What distinguishes modern societies from their predecessors is how quietly the messages about what it is wise to do are emitted. For their part, Fred Vincey’s parents may talk to him directly about his career choices and bully him in concrete terms. But few parents now operate in this way. Yet this is not the same as giving a child true freedom to do whatever he or she thinks is right. Because the family work template is only ever implicit, we don’t necessarily see what a powerful effect it may be having on us. In order to free ourselves, we have to actively make ourselves consider the net of family expectations we are likely to be enmeshed in.
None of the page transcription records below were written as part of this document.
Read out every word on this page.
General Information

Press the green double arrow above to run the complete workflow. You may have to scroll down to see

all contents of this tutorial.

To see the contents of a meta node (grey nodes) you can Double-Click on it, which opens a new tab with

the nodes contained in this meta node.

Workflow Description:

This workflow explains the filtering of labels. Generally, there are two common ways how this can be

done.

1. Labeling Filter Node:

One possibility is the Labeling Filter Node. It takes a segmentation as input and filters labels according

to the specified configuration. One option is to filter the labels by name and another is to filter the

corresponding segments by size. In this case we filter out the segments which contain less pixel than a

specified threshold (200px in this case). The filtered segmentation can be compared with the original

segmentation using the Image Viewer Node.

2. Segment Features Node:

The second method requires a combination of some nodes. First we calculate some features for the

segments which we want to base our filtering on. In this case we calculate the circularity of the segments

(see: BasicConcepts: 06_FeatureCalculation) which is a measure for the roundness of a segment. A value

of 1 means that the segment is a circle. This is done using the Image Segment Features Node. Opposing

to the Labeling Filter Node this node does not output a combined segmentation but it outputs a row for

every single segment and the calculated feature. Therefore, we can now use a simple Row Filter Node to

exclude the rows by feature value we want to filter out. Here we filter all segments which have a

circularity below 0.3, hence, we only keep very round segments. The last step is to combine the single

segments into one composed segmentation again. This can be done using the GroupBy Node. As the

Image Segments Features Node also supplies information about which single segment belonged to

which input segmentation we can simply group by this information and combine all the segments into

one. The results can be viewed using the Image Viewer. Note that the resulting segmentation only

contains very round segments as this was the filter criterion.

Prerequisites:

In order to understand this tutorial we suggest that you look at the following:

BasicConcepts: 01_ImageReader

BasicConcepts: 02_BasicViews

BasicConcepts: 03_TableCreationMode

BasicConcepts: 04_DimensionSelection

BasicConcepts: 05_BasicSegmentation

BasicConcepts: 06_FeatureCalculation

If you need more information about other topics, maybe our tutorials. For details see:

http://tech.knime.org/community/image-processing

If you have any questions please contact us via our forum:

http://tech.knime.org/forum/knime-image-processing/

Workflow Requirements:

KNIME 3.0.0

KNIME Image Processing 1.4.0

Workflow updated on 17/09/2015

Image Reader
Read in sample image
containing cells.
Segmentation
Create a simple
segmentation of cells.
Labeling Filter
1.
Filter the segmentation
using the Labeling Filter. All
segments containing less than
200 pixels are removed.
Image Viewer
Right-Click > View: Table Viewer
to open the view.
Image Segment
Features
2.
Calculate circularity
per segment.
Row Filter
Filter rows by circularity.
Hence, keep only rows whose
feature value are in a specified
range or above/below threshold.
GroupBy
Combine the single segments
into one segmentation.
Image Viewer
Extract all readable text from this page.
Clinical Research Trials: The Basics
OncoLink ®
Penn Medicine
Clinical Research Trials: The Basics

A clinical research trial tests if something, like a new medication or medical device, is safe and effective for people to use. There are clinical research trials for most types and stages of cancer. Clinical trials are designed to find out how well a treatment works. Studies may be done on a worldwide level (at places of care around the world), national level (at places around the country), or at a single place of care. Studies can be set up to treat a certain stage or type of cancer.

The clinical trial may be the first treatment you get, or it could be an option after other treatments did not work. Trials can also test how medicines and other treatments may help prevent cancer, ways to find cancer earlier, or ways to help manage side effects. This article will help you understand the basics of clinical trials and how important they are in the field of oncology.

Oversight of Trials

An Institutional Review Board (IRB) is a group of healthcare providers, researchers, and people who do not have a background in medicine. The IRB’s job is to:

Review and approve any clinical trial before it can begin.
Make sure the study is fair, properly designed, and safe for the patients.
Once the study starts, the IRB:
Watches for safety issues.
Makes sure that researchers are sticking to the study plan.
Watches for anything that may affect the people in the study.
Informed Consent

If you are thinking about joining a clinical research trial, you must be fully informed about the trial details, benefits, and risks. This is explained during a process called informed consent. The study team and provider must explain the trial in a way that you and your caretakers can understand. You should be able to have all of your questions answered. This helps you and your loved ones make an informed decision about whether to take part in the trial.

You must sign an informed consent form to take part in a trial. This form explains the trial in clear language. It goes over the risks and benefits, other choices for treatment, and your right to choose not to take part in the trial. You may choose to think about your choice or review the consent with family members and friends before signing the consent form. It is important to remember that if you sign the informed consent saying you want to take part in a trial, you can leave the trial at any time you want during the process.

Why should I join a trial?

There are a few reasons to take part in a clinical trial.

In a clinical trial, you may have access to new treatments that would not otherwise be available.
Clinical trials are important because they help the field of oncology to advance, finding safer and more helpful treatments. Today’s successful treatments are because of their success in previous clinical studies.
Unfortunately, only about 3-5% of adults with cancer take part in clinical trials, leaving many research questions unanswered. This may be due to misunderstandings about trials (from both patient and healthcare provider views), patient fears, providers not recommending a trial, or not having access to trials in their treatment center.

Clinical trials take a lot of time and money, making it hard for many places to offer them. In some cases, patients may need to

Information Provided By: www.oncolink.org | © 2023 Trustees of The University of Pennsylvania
We should ask ourselves what lies within the circle of familial work experience and what outside of it – and consider whether certain legitimate options have been discounted for arbitrary or snobbish reasons. We should ask ourselves what unfulfilled dreams our parents had for themselves and whether these may be resting on our shoulders in ways that don’t align with our deeper selves. We should wonder how our parents privately ranked careers. Even if they overtly said – of course – that all jobs can be good (‘we just want you to be happy’), we need to grasp the particular way in which they nevertheless did really imply that some jobs were very much more worthy than others. Then, through such patient explorations, we will start to see what influences might still be lingering, foreclosing certain important options and perhaps holding us back from wholeheartedly embracing a career which we suspect in our heart of hearts, really is right for us.